A few days ago, on April 10, in recognition of the anniversary of Joseph Pulitzer’s birthday, a small group gathered at Columbia University’s School of Journalism, in a room named after him, to announce the next group of writers who would continue Pulitzer’s legacy by adding his name to their list of accomplishments.
Earlier this year, I read one of Whitehead’s collection of essays and was engrossed by his writing, the deftness with which he crafted a memory and shaped it with sentences. I had such high hopes for his novel.

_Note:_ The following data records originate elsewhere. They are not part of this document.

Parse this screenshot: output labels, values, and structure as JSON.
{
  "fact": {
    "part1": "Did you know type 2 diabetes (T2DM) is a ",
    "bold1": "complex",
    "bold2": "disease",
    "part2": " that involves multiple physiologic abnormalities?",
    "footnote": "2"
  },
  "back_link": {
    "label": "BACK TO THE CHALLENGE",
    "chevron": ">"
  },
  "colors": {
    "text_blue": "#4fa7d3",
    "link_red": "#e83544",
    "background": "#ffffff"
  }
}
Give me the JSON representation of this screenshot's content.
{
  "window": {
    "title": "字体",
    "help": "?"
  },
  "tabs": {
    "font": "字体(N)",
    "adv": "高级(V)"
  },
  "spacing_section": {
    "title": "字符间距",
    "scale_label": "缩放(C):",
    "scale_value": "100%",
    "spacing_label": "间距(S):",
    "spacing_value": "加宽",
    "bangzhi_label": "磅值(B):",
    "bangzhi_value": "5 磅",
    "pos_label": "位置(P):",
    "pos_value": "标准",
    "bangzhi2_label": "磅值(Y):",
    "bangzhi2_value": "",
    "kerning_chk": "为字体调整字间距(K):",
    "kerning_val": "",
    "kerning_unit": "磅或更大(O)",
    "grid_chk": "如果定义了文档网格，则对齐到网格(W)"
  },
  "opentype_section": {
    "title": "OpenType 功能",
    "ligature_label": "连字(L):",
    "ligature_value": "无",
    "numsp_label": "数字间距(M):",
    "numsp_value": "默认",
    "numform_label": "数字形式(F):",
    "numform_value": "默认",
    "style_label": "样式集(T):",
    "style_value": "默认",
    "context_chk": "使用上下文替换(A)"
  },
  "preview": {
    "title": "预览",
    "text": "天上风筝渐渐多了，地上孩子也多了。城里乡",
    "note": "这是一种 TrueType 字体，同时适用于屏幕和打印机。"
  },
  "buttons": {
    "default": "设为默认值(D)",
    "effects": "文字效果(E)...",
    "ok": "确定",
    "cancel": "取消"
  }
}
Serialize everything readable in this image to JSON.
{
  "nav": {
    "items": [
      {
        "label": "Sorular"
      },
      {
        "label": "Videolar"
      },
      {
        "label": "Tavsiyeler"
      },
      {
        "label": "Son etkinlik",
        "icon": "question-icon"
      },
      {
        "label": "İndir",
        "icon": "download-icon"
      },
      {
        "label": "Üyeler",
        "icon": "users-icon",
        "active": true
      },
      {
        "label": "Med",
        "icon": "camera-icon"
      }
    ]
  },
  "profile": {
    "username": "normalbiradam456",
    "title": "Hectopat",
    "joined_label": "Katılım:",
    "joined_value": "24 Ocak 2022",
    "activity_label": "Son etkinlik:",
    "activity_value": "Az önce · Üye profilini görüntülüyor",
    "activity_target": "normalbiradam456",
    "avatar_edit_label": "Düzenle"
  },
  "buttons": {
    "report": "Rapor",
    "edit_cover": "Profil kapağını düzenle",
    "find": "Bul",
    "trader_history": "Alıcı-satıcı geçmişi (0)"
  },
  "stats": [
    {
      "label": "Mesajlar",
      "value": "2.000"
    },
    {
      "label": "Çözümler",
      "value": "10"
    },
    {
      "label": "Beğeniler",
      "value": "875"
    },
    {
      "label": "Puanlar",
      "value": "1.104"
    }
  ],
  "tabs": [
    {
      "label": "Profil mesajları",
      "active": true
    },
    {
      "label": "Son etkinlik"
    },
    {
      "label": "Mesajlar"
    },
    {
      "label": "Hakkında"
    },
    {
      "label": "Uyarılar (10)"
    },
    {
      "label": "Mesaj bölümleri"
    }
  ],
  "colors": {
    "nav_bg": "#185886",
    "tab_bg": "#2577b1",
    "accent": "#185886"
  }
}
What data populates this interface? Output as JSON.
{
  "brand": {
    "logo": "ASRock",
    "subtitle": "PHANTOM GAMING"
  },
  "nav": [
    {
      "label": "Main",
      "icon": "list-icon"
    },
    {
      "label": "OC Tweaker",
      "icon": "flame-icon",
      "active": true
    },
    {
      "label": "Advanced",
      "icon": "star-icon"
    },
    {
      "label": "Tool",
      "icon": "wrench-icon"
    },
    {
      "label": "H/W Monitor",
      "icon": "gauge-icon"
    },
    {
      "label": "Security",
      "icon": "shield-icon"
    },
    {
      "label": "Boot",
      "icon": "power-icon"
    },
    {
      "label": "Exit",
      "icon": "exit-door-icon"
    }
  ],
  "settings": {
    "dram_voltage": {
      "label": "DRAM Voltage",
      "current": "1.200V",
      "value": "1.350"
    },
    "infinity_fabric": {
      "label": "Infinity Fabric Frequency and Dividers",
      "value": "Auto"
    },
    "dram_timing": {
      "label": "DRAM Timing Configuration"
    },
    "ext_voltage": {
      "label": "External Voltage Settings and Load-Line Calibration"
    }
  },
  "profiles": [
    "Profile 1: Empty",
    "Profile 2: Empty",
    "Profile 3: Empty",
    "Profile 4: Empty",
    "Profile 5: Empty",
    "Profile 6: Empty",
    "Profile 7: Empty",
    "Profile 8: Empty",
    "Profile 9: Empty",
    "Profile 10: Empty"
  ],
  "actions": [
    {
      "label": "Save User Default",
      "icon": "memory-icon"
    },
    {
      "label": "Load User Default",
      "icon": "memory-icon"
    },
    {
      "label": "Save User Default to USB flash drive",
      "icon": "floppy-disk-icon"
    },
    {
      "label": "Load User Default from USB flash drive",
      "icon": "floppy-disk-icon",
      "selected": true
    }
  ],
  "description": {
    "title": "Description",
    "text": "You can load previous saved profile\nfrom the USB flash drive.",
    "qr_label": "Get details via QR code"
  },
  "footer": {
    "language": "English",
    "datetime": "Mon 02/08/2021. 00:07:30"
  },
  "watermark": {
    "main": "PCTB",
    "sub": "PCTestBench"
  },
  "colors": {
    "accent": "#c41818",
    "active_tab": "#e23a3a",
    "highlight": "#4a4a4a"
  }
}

And then a few weeks ago, I read The Underground Railroad and had a very ambiguous reaction. There were flashes of recollection where I remembered how I had loved his writing just a few short months ago. But then there were moments where I despised the story and wondered how other people seemed to like it so. Why didn’t they see what I saw? And as it was my first time reading a novel before it received such a prestigious award, I am glad I read it before the prize announcement because now I know my reaction is truly my own, and not one that was influenced by my own lusting after the prize. You see, like most other writers, perhaps, I live for the day when I win the prize myself. But not yet. These things take time and I am nothing if not patient. But back to Whitehead’s day in the sun.
Now that I know The Underground Railroad has been so highly esteemed by Whitehead’s peers, I will reread it. I owe him that. The opportunity to wow me even if it’s a reaction that’s coerced. There have been times when I loved a book much better the second time around. Maybe this will be the case. There were definite problems that I had with the plot and the characterizations but overall, in the weeks since my reading, I have found myself thinking about the story and wishing I enjoyed it more than I did. Hopefully, now, I will. Taking away the mystique of wondering how the book ends, I will let Whitehead’s words transport me again to a time and place I’ve never wanted to visit, especially not more than once, and live Cora’s adventure alongside her.
How does the announcement of a prize affect you? Does it make you like a book of movie or song more because it has won an award?